The Pacers continued to miss from the field, but crawled back to within one on free throws, then wasting two more opportunities to take the lead on missed baseline jumpers. Tim Hardaway Jr. hit a three of his own and Bojan Bogdanovic drew a technical foul after getting mauled at the rim, a festering resentment for what he had felt was three straight possessions where there could’ve been something in favor of the Pacers.

Despite all of this, Indiana hung tough even after surrendering back-to-back threes from Maxi Kleber, they were down four with the ball. Bogdanovic pulled up for a jumper, hitting the shot, only to discover the officials called him for a questionable travel. Luka Doncic would make it a seven point game on the following possession, he and Jalen Brunson hitting a couple more threes to just ensure the dagger was dug as deep as possible.

By the time the dust settled, the Mavericks had hit eight threes in the fourth quarter, doubling their total for the game. To make it even worse for the Pacers, Dallas’s final seven field goals were threes and they had just nine total makes in the quarter. The Pacers meanwhile didn’t attempt a three until the final four minutes of the fourth.

That’s not to suggest more attempts would equal more makes, but it was one of the more egregious showcases in terms of how Indiana’s mid-range philosophy can have a difficult time keeping up when opponents light it up from distance. In losing to Detroit, the Pacers allowed 18 threes, the 3rd best performance of the year for the Pistons. Tonight, Dallas finished with 16, their 5th best.

The Pacers are ill-equipped to keep pace when opponents do that, but they actually did pile up the attempts with the Mavs through three quarters. Wesley Matthews would lead the way for Indiana in threes on 4-10 shooting, his second double digit attempt game as a Pacer, the only other player to do so this season outside of Victor Oladipo.

In a quantity over quality league, the Pacers’ selection looks pretty good when opponents shoot under 30% as they had leading into these last three games, but it gets ugly really quickly when the pendulum swings the other direction. Four of the five Dallas starters hit three more threes, all on six attempts or more while Bogdanovic and Myles Turner had just four attempts each.

Beyond the three point shooting, Dallas also outplayed the Pacers in the all-important “total team effort” category, getting excellent contributions from all nine of their rotation players. It didn’t matter how unknown or washed up the Maverick was, it was their kind of night. The Pacers as well did have all 10 of their rotation players score, but things got a little shakier in regards to the point guard and center positions.

Without Domantas Sabonis, the Pacers did the one thing they could ill-afford to do; lose Turner and Kyle O’Quinn to quick foul trouble. Going to Thaddeus Young at the five did work in Indiana’s favor for the most part, especially given a positive first half from T.J. Leaf, who led the bench with nine points and seven rebounds.
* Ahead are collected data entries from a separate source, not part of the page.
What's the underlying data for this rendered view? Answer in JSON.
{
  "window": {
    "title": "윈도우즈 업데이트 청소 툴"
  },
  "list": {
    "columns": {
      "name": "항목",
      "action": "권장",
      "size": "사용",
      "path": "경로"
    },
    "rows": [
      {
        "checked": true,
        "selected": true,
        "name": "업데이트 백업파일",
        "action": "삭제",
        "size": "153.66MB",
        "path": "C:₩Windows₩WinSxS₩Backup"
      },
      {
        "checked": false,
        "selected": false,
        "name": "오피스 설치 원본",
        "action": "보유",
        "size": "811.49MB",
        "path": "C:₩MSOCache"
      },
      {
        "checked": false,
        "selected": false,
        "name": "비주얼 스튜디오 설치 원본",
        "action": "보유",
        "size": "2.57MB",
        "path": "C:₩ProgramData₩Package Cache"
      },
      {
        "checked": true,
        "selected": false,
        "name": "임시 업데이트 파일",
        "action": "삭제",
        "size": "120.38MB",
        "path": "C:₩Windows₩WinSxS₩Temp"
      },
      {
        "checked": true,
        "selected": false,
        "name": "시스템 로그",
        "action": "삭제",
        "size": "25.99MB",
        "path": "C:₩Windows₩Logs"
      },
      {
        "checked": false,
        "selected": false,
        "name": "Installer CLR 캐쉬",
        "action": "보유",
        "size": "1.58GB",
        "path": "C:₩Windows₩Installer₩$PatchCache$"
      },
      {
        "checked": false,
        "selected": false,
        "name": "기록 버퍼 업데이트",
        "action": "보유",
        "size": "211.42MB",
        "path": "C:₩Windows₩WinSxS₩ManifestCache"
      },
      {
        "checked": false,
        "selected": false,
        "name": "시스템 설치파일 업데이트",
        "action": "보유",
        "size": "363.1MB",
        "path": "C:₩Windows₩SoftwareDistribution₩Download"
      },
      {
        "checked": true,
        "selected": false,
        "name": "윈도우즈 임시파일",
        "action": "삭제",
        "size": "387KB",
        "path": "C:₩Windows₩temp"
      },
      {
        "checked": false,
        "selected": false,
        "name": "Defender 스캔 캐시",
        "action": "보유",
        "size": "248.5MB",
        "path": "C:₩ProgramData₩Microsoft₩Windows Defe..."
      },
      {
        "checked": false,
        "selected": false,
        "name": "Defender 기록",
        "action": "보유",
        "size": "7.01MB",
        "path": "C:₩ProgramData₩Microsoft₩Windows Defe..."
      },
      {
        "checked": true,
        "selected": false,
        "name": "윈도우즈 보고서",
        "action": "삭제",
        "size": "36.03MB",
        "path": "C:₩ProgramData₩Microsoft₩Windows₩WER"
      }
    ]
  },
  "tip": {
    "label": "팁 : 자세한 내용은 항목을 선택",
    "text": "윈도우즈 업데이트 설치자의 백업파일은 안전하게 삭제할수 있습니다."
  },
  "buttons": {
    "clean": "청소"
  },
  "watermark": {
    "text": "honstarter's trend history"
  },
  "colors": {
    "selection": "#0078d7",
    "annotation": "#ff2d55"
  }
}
Unfortunately, there was no real go-to with the second unit with Sabonis absent. Tyreke Evans was also out tonight, forcing a heavier usage from Cory Joseph. Coupled with a weak showing from Darren Collison, it becomes that much more surprising that Aaron Holiday was limited to just three minutes tonight, hitting a three to close the first quarter.

The Pacers drop to 40-22 on the season, allowing Philadelphia to sit idle and climb to within a half a game for third. Boston meanwhile dropped their fourth straight game, allowing Indiana to remain three up on them, but the inability to capitalize in these last two road games really stings.

Indiana will be back in action tomorrow night when they host the Minnesota Timberwolves. Minnesota will enter on an overtime loss to Atlanta, averaging 9.6 threes per game in their last 11, giving a slight glimmer of hope that the Pacers might not die at the hand of the three point shot for a third straight game.